I have thought of a 5.45 x 39 (to take advantage of the super cheap Russian 7n6 surplus) upper, but it is always the same thing; Something has to be modified, like the special magazine, or the spring for the harder primers, and still...
You can get a cheap Saiga in 5.45x39 and a couple cans (with 1080 rounds each) for a lot less than an AR.
I guess I spent too much of my youth trying to get a Ruger Mini-14 to work. Accuracy mods, magazines that didn’t quite work, as well as the malfunctions which never ended.
Finally I just got an AK. It worked.
Then I got an AR, which I love to shoot, and it worked, but I started to have Ruger Mini flashbacks when I used the ammo it wasn’t designed to shoot. If I use brass, it never fails me.
If it gets you out shooting more, then God bless and good luck, and when the US Army starts using steel I may consider it, but I just don’t have time to trouble shoot any more.
I picked up a couple of those little Czech CZ pistols. What a fantastic bargain they are. Well built, reliable, accurate even with that crappy Russian ammo.
They’re in our vehicle “go bags”. They’re also a lot of fun to shoot!
And for only 200 a copy, well you can’t beat that with a stick.
I’ll give it a try and let you know what I find out. Thanks for the post, FL.
I’m not ragging on reloading....I just have enough trouble collecting. My problem is I don’t have enough time to shoot. Until January I was working continually and I’ve had to work half time since then...with that, all the crap I left undone at home for a decade and the time my daughter now demands of ‘retired grandpa’ for her girls, it seems I have less time than before. I’d absolutely love to be able to push 40K rounds through some of my stash.

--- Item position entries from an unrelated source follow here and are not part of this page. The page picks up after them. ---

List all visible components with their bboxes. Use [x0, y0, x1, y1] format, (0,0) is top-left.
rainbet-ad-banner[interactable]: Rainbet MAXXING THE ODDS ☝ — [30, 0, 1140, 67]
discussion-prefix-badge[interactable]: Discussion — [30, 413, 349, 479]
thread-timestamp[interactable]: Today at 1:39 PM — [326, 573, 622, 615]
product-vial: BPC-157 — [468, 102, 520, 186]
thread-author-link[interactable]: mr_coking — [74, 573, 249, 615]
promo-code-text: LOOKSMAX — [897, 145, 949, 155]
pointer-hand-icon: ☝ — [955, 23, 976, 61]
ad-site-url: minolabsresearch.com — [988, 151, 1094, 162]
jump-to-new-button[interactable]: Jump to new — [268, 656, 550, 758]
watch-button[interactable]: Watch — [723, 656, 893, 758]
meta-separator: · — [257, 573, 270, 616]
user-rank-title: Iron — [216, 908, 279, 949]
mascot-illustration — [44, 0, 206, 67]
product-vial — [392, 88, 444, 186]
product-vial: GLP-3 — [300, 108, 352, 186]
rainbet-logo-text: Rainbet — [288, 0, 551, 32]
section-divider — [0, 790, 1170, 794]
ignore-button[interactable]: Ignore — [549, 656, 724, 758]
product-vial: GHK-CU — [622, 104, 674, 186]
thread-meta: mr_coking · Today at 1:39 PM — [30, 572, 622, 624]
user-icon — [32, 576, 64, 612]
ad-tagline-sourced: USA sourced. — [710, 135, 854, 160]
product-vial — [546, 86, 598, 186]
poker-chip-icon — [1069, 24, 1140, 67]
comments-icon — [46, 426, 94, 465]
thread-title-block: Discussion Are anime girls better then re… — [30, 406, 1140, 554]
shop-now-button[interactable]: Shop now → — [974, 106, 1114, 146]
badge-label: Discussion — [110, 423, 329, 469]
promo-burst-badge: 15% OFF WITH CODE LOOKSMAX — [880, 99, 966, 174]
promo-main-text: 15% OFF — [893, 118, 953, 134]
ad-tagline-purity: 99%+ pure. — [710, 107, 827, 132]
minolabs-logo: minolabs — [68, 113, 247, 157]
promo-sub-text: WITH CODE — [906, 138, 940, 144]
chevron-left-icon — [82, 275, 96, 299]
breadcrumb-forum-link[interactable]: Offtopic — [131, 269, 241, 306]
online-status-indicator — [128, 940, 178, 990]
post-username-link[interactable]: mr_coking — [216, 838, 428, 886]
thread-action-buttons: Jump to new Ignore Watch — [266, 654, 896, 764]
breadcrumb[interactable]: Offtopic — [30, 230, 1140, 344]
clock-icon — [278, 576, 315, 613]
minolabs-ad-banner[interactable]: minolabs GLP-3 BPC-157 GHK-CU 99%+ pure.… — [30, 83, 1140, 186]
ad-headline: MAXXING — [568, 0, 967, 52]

I have a friend that bought a surplus CZ52 for he and his wife (a pair) to protect themselves in the car....they love them.
Yep.
We’ve got guns twice as expensive as the CZ82. None of them are as accurate or easy to shoot.
I’m not a reloader, although I would like to get into it just for the savings.
But, when I saw this, I thought it was cool as heck.
“How to cast your own jacketed soft-nosed .223 bullets”
http://www.youtube.com/watch?v=bkAU5ekbPLA
Thanks. I appreciate it and will look into that; Youtube here I come!
I’ve heard nothing but good things about them. Thought about getting one, but I ended up getting a Zastava M88 instead, because 9mm is cheap and easy to find here.
Very accurate and nice to shoot, even with a heavy trigger; compact and flat, with Tokarev internals.
It seems like a nice gun, but it has a nasty case of “hammer follow” that I just can’t seem to iron out. I thought replacing the disconnector and honing the sear would do it, but no dice. As of right now, though, it’s like a single action revolver. You have to pull the hammer back with every shot.
If I can’t get it to work, maybe I’ll trade it for one of those CZ’s instead. I came really close to getting one a few years back and have regretted not buying it ever since.
That’s awesome, never got into casting but have been meaning to give it a try. I want to buy a new aftermarket barrel for my glock and try 45 ACP lead rounds though it. Man there is always 22lr hulls laying everywhere at the range too.
If you were having issues with rounds sticking in the chamber, I’d definitely see if this doesn’t solve the problem.
Like I said, I never would have believed it, because I always heard never to mix steel and brass, but it seemed to work beautifully.
New Lee 223 progressive loadmaster for $200 - $230 if you shop around. The kit comes with full size, powder measure, bullet seat and crimp dies. Ancillaries like bullet puller $14.00, zip trimmer and 223 trim length gauge, pocket reamer and debur tool are fairly cheap too. Case decrimper for military brass is a little steep though for $100.00, I went with dillon. I use a case catcher for my AR so no scrounging for brass on my hands and knees and I use the boys for the pistol brass. The Lee 45 ACP press is the same price and you don’t need all the case prep tools for pistol brass as well.